Luke 21:25: “There will be signs in sun and moon and stars, and on the earth dismay among nations, in perplexity at the roaring of the sea and the waves.”
One of the key signs that we’ve reached the events to occur in Revelation happens in a natural disaster level and via signs in the cosmos. Christians get excited about astronomical signs because it reminds us that Christ will come again to set the world right.
Revelation 8:12 “The fourth angel sounded, and a third of the sun and a third of the moon and a third of the stars were struck, so that a third of them would be darkened and the day would not shine for a third of it, and the night in the same way.”
At the end of days, we will see signs in the skies from the sun darkening, the moon turning blood red, and the stars falling like figs. Scripture has told us to watch vigilantly for the Day of the Lord, and when we see these signs, we will be ready for that day.
Of course, we should also add that it’s dangerous to place all of our hope in astronomical signs and predictions. After all, none of us knows the day or hour in which the Son of Man will return. If we think back to the 2012 Mayan prediction of the end of the world, many believers thought the Second Coming would happen then. Or the number of blood moons that have occurred in the past few years.
3 Reasons The ‘Christmas Star’ of 2020 Brings Hope to Christians
Aside from the fact that stars are a delight to view during any season of the year, Christians have a number of great reasons to look forward to witnessing this star during the final month of 2020.
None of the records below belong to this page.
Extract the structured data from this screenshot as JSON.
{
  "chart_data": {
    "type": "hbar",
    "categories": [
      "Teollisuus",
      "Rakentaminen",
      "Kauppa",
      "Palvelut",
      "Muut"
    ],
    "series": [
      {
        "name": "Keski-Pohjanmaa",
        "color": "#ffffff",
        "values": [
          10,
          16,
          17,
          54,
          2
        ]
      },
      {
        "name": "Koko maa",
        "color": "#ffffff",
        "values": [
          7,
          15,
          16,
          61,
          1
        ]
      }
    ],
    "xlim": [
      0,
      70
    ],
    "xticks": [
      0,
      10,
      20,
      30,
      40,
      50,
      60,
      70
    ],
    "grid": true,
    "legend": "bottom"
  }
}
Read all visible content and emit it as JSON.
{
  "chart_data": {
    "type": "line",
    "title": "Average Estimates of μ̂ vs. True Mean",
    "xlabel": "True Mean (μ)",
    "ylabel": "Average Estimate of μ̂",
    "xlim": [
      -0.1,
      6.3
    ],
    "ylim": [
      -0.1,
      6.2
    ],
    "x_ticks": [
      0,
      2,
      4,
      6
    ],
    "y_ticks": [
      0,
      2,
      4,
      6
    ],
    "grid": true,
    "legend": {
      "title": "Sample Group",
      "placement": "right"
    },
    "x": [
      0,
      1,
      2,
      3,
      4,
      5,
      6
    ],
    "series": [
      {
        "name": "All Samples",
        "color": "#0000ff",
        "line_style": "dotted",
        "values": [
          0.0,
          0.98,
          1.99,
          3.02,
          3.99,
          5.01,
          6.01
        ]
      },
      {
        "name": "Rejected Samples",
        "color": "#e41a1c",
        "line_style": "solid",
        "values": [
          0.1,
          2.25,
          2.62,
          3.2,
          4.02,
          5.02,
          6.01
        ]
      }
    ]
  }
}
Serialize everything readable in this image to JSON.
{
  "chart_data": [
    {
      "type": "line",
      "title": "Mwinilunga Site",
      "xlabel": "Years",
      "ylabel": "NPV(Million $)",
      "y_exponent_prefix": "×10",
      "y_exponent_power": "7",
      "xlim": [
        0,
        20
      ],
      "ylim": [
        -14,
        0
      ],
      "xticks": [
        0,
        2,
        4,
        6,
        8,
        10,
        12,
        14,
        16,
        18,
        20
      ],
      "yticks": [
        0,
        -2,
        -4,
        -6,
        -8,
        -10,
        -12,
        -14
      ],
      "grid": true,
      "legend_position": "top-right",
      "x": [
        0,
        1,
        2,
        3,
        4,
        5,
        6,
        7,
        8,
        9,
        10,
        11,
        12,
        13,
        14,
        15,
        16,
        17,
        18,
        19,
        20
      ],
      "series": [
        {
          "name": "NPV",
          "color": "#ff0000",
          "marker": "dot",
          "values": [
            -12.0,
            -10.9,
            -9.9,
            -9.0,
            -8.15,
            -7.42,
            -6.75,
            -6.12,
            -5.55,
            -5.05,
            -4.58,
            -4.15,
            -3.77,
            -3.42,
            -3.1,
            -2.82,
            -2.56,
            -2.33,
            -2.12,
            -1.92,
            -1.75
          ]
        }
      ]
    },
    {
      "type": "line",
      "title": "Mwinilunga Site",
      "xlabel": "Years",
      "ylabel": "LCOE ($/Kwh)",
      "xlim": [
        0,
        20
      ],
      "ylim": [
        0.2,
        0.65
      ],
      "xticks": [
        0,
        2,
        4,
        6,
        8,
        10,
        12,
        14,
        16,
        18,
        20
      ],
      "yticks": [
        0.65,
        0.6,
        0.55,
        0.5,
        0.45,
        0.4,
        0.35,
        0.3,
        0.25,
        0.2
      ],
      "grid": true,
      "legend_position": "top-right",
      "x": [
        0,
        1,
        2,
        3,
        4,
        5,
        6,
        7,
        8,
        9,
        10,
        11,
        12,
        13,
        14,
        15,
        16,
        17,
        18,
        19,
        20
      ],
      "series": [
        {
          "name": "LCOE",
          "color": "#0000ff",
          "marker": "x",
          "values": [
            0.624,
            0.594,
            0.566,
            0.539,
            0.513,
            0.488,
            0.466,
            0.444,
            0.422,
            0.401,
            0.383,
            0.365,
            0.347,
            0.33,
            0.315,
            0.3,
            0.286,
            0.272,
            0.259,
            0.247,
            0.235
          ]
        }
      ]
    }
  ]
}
The Christmas Star Reminds Us of the Original ‘Christmas Star’
Theologians have speculated if Jupiter, Venus, and Saturn’s alignment formed the first “Christmas star.” Considering we have two of those planets aligning now, something that hasn’t happened in this way for centuries, we get to have a very real and tangible reminder of what the star of David would have looked like during the birth of Jesus.
The Christmas Star Reminds Us of Jesus’ Second Coming
Astronomical signs point to the second coming of Christ. Although we cannot predict when he will return, when we see natural phenomena occurrences, we remember that such will be the conditions of the Last Days.
The Christmas Star Points Others to Jesus
In the same way the Christmas star lit the pathway for the Magi to find our Savior, we can use the star as an illustration for those who don’t yet know Jesus. We can explain to our non-believing friends and family members about the events that took place the night of Jesus’ birth when they talk about the bright “star” in the night sky.